The Securities and Exchange Commission has begun examining whether American financial firms may have violated bribery laws in their dealings with sovereign wealth funds, people briefed on the matter said on Thursday.
The S.E.C. is looking into whether these companies, including banks and private equity firms, violated the Foreign Corrupt Practices Act in their efforts to secure investments from foreign governments’ investment funds.
The agency sent letters to several firms recently asking them to preserve documents, though it is only in the early stages of its inquiry, these people said, speaking on condition of anonymity because the investigation was confidential.
A spokesman for the S.E.C. declined to comment.
At the heart of the inquiry are the huge investments made by sovereign wealth funds in American financial firms in recent years, many struck just as a financial crisis began to snowball. Citigroup, Morgan Stanley and Merrill Lynch all sought capital injections from these government investment funds, raising billions of dollars in capital to shore up their balance sheets.

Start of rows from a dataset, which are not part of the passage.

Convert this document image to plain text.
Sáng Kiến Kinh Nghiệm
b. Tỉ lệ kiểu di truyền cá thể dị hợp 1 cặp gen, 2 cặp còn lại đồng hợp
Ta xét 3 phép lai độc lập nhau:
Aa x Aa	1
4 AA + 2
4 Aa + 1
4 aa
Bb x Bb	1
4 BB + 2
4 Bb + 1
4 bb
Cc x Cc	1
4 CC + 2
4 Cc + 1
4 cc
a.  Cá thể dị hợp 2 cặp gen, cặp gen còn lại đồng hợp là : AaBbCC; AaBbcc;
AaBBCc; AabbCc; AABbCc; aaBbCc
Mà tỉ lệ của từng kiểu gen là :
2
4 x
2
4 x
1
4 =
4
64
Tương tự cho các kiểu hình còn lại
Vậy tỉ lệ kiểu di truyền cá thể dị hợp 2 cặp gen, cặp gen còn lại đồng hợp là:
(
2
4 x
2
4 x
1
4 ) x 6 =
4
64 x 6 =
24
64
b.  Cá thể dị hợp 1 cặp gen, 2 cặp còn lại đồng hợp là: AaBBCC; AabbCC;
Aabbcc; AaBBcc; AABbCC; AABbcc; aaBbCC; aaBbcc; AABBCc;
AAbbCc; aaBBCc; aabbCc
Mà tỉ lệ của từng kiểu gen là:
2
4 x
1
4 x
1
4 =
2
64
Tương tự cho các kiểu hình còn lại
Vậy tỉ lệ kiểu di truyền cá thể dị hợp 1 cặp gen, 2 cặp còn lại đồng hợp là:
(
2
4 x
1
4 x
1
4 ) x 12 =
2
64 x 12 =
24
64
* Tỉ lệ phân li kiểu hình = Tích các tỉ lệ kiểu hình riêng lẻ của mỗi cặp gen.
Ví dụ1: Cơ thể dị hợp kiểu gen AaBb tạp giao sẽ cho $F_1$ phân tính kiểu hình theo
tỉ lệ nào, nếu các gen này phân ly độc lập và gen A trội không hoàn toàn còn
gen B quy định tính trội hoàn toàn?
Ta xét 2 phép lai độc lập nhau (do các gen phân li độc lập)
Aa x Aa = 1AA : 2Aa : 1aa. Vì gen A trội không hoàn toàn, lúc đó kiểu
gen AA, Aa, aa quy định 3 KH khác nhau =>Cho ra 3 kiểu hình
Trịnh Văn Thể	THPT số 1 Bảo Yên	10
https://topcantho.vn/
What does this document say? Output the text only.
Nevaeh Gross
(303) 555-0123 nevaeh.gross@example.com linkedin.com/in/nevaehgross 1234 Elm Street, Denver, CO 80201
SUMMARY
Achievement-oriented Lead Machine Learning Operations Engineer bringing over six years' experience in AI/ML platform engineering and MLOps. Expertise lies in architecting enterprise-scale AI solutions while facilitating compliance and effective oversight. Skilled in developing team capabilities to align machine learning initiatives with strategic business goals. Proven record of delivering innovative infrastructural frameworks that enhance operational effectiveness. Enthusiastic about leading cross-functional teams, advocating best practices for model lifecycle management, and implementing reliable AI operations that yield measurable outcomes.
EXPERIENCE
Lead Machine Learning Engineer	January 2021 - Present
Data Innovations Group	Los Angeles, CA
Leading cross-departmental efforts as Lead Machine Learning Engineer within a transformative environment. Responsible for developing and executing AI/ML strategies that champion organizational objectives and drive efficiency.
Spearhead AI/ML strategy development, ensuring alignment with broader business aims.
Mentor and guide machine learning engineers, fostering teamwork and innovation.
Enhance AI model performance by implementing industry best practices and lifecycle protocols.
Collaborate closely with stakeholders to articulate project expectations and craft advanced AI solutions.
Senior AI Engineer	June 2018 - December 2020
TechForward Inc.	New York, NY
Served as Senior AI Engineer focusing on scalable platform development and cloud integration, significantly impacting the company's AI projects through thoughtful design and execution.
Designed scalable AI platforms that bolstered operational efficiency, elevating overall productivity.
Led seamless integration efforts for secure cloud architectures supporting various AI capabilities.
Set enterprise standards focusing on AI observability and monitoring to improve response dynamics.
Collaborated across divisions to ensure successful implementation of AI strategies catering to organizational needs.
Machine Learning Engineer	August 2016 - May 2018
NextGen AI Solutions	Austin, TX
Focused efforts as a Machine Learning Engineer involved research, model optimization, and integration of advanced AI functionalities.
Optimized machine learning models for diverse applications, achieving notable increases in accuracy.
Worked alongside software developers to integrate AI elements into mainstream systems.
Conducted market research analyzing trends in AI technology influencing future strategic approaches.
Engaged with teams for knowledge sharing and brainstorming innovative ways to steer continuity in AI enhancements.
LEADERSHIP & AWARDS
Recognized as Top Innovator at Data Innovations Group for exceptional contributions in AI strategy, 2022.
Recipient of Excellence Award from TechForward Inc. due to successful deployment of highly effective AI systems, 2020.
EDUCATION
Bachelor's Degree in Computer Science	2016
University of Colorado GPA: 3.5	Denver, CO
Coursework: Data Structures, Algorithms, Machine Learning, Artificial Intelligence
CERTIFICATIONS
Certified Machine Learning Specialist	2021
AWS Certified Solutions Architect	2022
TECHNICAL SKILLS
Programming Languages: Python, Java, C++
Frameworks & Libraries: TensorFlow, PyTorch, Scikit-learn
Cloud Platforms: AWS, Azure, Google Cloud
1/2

Private equity firms have been courting sovereign wealth funds as partners, not just as investors in their funds. The China Investment Corporation bought a big stake in the Blackstone Group before that firm’s initial public offering in 2007, while the Carlyle Group and Apollo Global Management sold stakes to funds run by Abu Dhabi.
Violations of the antibribery act usually involve improper payments made by companies to win business from foreign government officials, and can involve benefits like entertainment or trips.
In recent years, the Justice Department has stepped up criminal investigations into possible violations of the act. In February last year, BAE Systems of Britain, Europe’s largest military contractor agreed to pay a $400 million fine to settle an investigation into questionable payments to win contracts in a number of countries.